# [2 écrans] comment faire ? (résolu)

## sd44

bonjours,

je me demandait comment faire pour utiliser 2 écran avec X ?

j'ai une carte graphique nvidia avec 1 dvi et 1 vga, est ce possible ?

d'autant que j'ai 1 ecran 22'' wide et un 19 '', ça pose probleme ?

si quelqu'un a un ex de config, je suis intérréssé.

merci   :Very Happy: 

----------

## kopp

Première question : est ce que ta carte supporte le dual head ou pas ? parce qu'avoir deux sorties ne signifie rien, ça peut n'être que de la réplication.

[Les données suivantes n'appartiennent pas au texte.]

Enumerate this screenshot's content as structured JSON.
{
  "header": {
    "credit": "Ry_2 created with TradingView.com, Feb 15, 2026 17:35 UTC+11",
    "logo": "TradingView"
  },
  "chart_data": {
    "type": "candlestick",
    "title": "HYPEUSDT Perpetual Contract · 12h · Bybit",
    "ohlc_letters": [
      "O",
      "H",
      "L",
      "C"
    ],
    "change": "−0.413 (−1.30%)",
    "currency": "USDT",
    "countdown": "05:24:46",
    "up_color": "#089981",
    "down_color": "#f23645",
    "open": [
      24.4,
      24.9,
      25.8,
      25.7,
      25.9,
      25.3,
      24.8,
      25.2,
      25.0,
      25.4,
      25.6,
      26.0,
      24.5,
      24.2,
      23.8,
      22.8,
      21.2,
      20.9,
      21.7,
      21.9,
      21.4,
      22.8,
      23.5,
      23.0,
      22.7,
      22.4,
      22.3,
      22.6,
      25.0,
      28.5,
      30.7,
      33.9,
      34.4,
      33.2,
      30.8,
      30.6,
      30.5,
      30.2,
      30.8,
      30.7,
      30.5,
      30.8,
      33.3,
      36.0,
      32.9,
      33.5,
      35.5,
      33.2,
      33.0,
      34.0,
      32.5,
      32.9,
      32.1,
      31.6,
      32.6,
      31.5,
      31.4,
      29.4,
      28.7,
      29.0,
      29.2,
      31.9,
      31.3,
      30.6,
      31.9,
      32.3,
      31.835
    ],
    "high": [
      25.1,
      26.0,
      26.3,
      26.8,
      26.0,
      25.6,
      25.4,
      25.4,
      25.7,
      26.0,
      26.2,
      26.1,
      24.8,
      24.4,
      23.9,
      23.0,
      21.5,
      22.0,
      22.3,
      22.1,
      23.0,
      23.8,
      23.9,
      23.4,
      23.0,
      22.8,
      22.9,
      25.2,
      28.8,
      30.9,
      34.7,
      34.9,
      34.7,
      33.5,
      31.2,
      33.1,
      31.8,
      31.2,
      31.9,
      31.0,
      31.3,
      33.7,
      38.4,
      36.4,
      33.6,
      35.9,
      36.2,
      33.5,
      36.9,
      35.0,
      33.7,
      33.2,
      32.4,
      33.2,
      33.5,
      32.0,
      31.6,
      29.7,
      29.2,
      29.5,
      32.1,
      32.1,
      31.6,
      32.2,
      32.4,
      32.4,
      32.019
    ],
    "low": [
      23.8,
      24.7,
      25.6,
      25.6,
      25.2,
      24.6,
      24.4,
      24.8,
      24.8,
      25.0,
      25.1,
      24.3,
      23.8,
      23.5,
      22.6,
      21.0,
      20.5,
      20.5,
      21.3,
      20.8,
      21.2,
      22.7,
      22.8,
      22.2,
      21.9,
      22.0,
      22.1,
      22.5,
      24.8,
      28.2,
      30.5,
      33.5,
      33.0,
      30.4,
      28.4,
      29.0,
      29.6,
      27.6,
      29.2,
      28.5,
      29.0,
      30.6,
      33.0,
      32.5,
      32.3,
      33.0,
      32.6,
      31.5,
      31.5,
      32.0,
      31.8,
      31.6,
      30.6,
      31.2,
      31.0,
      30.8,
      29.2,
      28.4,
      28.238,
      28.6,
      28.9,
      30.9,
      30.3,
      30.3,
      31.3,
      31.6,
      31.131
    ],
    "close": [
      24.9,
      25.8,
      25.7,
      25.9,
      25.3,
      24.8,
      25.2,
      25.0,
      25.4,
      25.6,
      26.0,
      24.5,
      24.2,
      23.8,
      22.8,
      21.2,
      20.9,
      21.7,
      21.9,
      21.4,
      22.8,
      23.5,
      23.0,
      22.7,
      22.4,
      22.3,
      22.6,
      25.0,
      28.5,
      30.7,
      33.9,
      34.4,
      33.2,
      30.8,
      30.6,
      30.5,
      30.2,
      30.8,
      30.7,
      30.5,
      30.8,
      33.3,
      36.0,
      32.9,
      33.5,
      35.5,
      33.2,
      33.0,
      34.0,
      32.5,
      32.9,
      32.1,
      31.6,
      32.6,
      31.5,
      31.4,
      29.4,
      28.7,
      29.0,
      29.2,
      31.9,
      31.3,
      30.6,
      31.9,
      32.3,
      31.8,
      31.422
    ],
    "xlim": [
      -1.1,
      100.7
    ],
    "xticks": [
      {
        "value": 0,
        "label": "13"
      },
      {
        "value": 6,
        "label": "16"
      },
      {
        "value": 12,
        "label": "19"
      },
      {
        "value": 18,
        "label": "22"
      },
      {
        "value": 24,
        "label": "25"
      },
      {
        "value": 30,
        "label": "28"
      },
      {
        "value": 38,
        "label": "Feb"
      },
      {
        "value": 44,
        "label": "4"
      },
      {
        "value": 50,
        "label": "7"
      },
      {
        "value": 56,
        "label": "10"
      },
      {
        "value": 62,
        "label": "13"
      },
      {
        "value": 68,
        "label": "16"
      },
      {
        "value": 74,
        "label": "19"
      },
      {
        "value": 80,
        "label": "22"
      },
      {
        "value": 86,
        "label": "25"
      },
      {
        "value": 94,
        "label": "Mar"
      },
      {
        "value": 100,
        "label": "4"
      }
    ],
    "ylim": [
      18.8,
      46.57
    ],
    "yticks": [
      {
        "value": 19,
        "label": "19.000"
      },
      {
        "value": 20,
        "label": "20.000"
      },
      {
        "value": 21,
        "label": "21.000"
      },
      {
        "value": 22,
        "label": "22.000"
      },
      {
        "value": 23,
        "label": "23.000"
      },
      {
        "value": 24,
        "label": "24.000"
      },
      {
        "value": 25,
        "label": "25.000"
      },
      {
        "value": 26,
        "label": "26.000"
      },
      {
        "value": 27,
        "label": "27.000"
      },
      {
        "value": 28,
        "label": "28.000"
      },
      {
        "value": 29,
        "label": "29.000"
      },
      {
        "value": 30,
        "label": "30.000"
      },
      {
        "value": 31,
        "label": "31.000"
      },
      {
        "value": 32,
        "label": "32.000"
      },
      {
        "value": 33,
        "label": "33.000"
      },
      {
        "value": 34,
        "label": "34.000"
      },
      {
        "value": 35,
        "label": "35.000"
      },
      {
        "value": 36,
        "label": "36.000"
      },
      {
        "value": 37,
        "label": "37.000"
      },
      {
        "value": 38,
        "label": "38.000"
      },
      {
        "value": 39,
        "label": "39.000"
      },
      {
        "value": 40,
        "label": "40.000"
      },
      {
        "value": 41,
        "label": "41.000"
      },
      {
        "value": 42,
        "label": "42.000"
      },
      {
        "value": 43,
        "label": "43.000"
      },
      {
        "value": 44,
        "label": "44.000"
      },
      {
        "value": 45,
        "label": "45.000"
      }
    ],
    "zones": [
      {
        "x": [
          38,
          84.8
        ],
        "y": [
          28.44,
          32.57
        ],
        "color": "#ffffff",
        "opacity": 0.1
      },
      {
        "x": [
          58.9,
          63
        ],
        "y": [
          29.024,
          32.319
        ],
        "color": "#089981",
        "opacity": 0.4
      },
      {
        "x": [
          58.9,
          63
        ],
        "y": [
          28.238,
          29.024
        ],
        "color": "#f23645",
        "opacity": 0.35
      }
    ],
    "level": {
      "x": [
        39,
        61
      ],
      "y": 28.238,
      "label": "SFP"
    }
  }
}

Ensuite, il y a un howto dual screen sur le wiki, et regarde du côté de xrandr aussi (super avec le dernier xorg)

Il y a  aussi xinerama

----------

## Temet

Lance nvidia-settings, et detect screen. Ensuite, tu vois ce qu'il te propose  :Wink: 

----------

## sd44

en fait j'ai dit une connerie, j'ai uniquement 2 port dvi, c'est une Gigabyte  GV-NX86T256H

il me dit : Compatible Dual-Link  	Oui, une

c'est ça le dual head ?

----------

## sd44

merci temet, ca marche, j'ai les deux ecran qui me font un bureau géant   :Very Happy: 

c'est en conf twin view

y a quand meme un soucis : sur mon lg 22'' wide : impossible de regler la résolution au dessus 800x600 ! lol

une idée ?

----------

## jerep6

Faut activer le twinview. Pour celà, il faut installer les pilotes nvidia propriétaires.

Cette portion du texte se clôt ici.